Why people will always go to a theater.

There’s a chill in the air and a Ricky’s “Pop-Up” Costume Shop on my block . . . so that can only mean one thing.

Halloween is almost here.

Along with the usual slutty nurses, and snack-sized Kit-Kats, Halloween also brings us a slew of scary movies at the cineplex.

This season, we’ve got a sequel that’s scaring up some serious business . . . Paranormal Activity 3 . . . which shattered a record last week with its $54 million opening.

Why did this one do so well?

That’s the question that was asked of Don Harris, Paramount’s President of Distribution.  Don had a lot to say about sequels, reviews, and more.

But it was his final response that reminded me why all those who talk about the “death” of theater are just plain wrong.

Ultimately, it gets back to why there’s still a theatrical business, why people still go to the movies.  We want to laugh in a group, we want to be scared in a group, people like to cry in a group in the dark where nobody can see them crying.

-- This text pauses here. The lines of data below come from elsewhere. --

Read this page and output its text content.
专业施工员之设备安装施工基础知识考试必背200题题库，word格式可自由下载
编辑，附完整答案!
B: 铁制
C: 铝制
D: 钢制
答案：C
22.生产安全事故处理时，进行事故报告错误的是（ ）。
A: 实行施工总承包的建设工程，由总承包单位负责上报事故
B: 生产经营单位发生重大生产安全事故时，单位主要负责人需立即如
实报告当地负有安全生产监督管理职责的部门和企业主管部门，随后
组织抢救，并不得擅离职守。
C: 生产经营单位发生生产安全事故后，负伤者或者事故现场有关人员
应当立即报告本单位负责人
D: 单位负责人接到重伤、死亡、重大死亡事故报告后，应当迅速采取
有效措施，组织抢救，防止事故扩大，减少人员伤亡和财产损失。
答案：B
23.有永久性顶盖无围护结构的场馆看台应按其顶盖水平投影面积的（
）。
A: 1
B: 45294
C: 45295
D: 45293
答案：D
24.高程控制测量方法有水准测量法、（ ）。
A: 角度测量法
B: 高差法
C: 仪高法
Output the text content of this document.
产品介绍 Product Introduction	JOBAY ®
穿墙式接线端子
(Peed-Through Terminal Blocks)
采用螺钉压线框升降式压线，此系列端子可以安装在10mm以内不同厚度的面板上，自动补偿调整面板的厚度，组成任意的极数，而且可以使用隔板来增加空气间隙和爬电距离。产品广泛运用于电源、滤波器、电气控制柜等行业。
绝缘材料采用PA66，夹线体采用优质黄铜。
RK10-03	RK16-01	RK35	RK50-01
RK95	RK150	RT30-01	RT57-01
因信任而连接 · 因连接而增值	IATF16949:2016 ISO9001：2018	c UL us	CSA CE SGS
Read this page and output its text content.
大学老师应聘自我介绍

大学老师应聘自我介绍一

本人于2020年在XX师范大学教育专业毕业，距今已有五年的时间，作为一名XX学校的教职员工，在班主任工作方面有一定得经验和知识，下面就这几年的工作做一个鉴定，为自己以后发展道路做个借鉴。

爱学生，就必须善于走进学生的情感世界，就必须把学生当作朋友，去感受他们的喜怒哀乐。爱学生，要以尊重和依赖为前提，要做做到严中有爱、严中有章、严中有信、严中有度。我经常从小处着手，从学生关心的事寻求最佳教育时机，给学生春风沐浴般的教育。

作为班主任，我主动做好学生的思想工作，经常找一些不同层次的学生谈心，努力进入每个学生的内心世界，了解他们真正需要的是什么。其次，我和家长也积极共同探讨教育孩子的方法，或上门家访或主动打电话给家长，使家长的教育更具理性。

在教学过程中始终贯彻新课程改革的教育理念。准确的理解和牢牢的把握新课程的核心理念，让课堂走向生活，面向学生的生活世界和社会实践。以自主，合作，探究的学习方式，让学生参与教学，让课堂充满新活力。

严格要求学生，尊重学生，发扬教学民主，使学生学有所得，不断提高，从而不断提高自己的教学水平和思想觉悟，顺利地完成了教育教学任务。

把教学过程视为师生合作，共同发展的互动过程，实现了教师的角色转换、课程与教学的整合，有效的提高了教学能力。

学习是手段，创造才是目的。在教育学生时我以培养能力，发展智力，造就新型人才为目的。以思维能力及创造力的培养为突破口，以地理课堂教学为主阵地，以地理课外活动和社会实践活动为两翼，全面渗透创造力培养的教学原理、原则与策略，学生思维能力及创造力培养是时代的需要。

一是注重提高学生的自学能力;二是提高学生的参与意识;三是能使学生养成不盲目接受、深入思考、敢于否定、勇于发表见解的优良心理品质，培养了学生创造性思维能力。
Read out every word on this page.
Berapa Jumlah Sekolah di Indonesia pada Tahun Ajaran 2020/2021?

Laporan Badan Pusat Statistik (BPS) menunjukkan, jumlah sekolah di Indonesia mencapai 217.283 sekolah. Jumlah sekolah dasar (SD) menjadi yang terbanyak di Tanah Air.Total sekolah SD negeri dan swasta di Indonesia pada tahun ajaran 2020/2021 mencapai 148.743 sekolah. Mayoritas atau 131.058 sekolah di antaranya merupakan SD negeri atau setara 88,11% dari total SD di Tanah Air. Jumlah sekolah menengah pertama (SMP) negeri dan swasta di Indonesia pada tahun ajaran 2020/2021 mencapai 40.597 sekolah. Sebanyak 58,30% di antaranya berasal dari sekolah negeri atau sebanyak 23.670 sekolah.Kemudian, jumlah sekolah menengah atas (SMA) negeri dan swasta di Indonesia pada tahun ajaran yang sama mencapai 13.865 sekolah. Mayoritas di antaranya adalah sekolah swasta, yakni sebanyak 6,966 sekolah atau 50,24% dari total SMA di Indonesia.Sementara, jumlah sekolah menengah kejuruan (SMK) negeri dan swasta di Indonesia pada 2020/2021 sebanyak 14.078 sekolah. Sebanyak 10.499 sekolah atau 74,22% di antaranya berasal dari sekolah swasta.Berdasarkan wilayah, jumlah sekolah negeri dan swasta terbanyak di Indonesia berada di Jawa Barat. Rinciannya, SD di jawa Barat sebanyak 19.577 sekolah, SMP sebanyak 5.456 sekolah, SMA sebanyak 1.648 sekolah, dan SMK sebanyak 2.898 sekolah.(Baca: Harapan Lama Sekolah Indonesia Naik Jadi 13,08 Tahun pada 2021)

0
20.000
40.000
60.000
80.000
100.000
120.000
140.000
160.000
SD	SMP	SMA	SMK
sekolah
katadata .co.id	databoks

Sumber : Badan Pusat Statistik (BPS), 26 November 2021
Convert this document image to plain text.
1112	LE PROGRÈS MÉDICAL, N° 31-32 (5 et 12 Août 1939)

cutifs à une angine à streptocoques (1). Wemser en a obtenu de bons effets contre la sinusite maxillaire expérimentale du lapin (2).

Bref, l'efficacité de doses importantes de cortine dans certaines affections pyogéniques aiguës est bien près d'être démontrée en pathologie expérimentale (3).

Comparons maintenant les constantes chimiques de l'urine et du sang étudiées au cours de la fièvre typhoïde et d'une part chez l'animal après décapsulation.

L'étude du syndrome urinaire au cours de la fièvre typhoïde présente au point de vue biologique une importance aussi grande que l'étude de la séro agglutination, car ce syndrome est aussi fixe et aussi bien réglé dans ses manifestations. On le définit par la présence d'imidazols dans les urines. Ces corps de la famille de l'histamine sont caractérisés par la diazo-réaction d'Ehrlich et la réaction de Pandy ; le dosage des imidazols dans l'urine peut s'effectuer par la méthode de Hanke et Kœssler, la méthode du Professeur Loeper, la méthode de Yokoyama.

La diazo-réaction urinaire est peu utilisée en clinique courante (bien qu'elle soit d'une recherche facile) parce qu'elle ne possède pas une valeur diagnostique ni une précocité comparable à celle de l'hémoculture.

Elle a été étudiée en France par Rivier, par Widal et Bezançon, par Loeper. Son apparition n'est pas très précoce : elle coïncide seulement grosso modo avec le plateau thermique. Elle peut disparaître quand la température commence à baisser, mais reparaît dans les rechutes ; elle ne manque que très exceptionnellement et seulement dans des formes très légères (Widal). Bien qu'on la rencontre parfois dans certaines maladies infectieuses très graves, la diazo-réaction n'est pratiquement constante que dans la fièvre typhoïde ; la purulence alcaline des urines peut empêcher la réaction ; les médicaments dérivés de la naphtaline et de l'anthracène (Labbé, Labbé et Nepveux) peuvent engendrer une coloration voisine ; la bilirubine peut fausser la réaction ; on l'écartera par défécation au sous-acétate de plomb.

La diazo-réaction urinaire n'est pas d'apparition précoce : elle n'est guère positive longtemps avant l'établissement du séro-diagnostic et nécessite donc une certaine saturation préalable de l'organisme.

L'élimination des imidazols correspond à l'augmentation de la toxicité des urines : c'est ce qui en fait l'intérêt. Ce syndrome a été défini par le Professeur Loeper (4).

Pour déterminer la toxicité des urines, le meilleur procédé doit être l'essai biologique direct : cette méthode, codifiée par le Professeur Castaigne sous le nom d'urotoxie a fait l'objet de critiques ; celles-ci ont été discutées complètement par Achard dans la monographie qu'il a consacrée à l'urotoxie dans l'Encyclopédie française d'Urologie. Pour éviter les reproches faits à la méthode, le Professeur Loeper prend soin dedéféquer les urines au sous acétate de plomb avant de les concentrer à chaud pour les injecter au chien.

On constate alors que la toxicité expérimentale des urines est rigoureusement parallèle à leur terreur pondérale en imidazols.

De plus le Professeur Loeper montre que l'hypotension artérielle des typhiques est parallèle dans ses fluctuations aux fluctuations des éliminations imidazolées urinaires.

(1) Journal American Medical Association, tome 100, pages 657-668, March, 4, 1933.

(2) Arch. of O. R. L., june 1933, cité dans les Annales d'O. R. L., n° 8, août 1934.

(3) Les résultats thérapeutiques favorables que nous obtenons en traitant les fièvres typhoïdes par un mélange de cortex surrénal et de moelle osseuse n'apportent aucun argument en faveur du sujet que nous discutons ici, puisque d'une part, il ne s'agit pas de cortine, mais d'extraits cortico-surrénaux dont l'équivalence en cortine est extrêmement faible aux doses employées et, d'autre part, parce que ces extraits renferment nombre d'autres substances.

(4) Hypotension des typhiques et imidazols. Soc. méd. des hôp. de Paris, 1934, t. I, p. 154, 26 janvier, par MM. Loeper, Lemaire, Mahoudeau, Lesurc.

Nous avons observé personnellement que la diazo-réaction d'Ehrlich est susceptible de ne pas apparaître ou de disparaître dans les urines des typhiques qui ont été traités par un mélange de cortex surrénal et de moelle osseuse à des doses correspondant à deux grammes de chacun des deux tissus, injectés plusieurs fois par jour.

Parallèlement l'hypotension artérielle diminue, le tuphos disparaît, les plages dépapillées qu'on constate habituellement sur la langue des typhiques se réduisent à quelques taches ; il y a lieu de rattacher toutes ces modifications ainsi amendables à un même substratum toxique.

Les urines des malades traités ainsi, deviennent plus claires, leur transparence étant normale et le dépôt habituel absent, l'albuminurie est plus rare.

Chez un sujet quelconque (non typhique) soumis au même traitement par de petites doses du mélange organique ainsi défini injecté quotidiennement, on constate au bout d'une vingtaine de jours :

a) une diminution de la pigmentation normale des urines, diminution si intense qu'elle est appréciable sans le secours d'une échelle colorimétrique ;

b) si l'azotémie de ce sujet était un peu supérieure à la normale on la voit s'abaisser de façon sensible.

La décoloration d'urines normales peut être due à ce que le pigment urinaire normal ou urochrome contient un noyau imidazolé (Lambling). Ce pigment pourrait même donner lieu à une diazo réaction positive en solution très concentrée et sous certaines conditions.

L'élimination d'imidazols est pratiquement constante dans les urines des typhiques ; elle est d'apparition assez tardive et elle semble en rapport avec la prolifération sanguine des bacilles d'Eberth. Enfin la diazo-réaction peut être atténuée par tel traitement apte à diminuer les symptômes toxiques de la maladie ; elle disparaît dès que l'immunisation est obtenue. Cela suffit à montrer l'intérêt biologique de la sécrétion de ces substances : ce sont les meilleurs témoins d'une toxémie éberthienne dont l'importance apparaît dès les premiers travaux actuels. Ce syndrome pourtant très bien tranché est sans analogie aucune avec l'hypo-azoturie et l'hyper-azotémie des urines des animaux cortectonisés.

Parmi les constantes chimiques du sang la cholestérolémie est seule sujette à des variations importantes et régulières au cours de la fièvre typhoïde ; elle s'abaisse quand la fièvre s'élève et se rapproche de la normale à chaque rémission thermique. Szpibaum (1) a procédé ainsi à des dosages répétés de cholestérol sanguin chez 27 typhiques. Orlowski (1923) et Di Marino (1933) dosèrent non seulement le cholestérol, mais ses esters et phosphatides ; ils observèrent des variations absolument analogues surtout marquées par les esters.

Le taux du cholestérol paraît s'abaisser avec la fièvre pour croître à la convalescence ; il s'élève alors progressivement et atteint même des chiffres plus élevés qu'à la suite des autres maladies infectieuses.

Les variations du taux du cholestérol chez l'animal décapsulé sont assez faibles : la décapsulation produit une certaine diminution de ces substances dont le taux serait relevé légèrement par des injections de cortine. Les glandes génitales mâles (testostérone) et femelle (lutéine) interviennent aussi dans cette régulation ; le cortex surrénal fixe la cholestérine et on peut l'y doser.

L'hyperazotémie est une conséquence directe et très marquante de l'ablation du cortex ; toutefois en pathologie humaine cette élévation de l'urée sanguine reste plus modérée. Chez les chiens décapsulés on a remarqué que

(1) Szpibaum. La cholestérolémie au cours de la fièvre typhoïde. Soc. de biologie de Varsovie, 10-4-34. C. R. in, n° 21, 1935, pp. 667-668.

It’s all the reason movie theaters exist and this genre has always been front and center.

Obviously, Don’s talking about his industry of course, and not ours . . . but all the above is a primary reason why people go to our theater as well.

We just have to work harder to make sure we don’t lose any more of our audience to Don.

Because that, would be horrifying to us all.

 

(Got a comment?  I love ’em, so comment below!  Email subscribers, click here, then scroll down, to say what’s on your mind!)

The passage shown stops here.